Thursday, June 10, 2010

Jen's Response to Daniela

Thanks Daniela for kicking off this thought-provoking discussion.

In response to your question: "What is ethnographic work nowadays? How can you escape the “misconceptions” that Derridas critiques about Levi Strauss work?" As I mentioned yesterday, I find it hard to respond to this question from Derrida's perspective. I appreciate his deconstructive analysis of Levi Strauss' research, and in many ways agree with his critique of "ethnocentrism in the consciousness of a liberating progressivism" (pg. 120). Nonetheless, I don't think Derrida successfully proposes an alternative model for a more responsible, or less ethnocentric, ethnography. In retrospect, I wonder if Derrida would find the activity of modeling alternative ethnographic methods a useful exercise at all -- probably not.

Derrida's main goal seems to be communicating an overall suspicion of any framework that attempts to implement an overarching hierarchy or rule set to what's "real." Toward that end, Derrida's critique is always formulated as a reaction to a reaction (to a reaction and so on). One topic that we didn't discuss in depth yesterday was what this means to our (linear) notions of "progress" -- one of the most controversial ideas in the discipline of anthropology, I'm sure. I'm very interested in how other scholars we read will address this topic throughout the rest of the course.

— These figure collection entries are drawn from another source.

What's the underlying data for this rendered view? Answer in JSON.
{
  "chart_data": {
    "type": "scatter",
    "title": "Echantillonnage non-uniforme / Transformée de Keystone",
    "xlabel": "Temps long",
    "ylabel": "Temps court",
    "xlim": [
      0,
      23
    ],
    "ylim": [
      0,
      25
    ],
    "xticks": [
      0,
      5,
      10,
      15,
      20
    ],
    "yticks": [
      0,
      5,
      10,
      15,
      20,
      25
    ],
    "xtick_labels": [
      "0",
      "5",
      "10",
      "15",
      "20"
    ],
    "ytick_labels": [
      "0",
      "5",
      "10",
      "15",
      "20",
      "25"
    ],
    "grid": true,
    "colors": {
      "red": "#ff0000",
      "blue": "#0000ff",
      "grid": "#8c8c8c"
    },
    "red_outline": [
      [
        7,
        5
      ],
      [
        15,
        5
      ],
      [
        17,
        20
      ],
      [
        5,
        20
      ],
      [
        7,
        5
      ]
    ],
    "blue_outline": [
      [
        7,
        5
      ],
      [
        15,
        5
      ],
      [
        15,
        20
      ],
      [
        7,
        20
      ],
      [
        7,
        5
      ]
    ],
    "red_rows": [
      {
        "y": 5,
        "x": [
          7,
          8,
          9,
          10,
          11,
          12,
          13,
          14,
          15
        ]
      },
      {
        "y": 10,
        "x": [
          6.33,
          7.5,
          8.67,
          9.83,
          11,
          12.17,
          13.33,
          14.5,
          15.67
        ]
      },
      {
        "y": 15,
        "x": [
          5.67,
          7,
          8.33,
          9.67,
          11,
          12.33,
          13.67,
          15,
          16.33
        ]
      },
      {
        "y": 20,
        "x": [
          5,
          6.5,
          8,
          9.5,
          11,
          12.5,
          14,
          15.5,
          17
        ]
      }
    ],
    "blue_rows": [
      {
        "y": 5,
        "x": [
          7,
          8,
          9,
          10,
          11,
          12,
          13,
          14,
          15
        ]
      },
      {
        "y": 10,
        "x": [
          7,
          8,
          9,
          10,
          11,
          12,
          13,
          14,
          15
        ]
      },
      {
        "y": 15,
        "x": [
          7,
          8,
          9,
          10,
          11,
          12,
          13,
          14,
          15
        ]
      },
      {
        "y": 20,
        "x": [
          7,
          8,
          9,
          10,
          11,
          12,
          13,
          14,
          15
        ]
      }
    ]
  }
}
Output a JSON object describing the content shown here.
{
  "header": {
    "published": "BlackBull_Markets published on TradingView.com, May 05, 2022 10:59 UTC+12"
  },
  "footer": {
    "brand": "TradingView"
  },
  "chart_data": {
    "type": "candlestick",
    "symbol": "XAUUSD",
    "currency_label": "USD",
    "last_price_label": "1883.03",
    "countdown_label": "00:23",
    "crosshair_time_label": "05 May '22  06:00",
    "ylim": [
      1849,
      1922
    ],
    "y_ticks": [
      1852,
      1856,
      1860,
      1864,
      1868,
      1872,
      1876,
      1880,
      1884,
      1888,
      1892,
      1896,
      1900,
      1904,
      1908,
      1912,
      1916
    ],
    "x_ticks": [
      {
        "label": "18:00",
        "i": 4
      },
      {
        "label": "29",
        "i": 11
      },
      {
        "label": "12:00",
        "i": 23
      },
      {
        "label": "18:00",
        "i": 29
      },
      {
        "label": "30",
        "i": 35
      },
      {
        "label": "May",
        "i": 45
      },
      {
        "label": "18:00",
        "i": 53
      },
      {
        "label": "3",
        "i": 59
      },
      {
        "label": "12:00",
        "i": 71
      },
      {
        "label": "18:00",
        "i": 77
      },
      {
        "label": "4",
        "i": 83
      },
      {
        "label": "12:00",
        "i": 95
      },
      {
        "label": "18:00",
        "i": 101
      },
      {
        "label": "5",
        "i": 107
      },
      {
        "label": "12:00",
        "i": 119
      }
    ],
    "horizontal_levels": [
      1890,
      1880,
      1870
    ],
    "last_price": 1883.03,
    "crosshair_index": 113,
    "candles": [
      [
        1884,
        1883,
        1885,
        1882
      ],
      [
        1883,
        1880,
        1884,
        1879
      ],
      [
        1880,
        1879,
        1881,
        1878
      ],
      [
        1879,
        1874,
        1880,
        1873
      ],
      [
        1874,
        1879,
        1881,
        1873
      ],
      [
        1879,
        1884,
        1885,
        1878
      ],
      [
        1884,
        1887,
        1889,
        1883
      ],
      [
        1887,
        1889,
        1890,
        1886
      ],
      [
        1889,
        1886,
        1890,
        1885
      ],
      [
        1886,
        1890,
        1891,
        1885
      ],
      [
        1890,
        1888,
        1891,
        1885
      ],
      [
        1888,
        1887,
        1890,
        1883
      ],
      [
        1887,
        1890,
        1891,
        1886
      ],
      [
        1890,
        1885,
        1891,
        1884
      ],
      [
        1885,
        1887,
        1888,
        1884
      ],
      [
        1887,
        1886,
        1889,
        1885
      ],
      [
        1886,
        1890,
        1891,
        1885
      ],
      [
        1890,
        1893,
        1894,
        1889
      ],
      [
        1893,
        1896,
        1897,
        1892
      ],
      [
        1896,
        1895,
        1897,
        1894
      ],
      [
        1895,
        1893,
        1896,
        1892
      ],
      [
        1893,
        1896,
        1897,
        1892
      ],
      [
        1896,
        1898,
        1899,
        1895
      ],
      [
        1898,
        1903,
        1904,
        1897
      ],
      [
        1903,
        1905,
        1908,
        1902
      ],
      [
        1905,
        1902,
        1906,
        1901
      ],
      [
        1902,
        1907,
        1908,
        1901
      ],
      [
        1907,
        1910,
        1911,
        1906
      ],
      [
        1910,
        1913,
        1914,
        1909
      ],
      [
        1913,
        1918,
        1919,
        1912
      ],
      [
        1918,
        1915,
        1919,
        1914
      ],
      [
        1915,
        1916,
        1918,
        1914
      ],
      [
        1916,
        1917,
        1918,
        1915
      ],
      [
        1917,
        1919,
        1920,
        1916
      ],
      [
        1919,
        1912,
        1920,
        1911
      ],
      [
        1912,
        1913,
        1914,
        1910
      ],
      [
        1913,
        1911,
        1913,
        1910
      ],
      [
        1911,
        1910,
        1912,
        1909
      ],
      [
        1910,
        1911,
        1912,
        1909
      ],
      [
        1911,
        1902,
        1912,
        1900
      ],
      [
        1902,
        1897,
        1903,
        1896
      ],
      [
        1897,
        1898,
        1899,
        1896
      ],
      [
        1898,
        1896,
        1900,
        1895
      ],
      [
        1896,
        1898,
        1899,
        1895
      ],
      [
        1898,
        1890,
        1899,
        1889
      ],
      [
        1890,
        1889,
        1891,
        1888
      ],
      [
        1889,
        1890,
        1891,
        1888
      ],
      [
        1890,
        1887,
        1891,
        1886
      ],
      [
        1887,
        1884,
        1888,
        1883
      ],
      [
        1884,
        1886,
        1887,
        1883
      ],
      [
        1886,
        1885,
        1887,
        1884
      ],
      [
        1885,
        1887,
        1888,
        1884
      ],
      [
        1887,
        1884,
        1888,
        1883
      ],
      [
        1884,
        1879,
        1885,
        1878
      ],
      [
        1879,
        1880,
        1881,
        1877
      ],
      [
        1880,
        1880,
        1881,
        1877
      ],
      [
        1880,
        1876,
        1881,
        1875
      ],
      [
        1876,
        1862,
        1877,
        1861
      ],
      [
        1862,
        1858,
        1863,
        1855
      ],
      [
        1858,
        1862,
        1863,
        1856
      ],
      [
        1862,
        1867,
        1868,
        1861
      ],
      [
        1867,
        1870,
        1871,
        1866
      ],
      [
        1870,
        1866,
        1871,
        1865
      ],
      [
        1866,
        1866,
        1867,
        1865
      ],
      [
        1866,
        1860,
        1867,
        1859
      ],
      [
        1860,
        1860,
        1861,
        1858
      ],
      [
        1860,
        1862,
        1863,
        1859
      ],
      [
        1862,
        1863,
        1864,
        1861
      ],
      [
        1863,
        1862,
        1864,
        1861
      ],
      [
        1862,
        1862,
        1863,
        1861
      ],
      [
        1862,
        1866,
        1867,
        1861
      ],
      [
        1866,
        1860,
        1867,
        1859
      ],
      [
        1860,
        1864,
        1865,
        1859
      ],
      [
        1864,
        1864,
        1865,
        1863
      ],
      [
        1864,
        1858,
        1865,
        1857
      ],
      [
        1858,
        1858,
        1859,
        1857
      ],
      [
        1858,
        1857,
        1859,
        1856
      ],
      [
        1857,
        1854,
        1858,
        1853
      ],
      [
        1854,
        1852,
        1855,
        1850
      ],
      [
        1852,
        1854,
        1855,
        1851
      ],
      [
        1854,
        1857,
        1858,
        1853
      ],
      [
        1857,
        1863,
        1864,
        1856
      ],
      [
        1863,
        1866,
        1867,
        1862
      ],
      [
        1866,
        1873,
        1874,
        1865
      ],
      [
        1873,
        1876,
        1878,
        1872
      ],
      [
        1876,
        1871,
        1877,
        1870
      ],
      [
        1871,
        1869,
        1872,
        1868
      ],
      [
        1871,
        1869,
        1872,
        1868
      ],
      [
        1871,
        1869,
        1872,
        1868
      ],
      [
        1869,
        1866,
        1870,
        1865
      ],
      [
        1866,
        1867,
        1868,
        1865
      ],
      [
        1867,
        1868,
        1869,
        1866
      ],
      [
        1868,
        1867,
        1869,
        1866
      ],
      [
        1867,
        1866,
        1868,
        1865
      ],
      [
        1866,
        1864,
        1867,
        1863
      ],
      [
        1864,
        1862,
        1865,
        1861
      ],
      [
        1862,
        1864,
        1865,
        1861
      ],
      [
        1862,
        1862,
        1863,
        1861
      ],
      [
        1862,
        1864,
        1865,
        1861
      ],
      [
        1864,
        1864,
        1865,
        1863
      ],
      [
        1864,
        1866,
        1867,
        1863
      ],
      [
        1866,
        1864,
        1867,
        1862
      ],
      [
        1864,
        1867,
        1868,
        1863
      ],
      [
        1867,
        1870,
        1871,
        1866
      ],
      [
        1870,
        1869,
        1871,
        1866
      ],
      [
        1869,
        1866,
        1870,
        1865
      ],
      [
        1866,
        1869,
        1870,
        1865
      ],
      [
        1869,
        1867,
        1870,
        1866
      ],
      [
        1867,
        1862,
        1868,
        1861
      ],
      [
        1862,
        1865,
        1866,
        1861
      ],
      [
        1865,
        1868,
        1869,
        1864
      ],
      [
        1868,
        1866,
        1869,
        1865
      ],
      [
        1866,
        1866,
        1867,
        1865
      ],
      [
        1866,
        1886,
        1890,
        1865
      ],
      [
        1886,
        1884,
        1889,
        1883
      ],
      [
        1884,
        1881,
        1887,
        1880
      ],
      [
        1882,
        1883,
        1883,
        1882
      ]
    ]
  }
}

In response to your other question: "If Levi Strauss had a different conception of writing, maybe his conclusions about the Nambikwara would had been different?" Yes, I think Derrida persuasively argues that Levi Strauss' conclusions would be vastly different had he had a less narrow, "phonocentric" conception of writing. If Levi Strauss had approached writing from this broader perspective, he would have conceived the activities of A Writing Lesson not as a singularly violent "infiltration" of the Nambiwaka's "radical goodness" (pg. 119), but as a more complex (still violent) process of identification.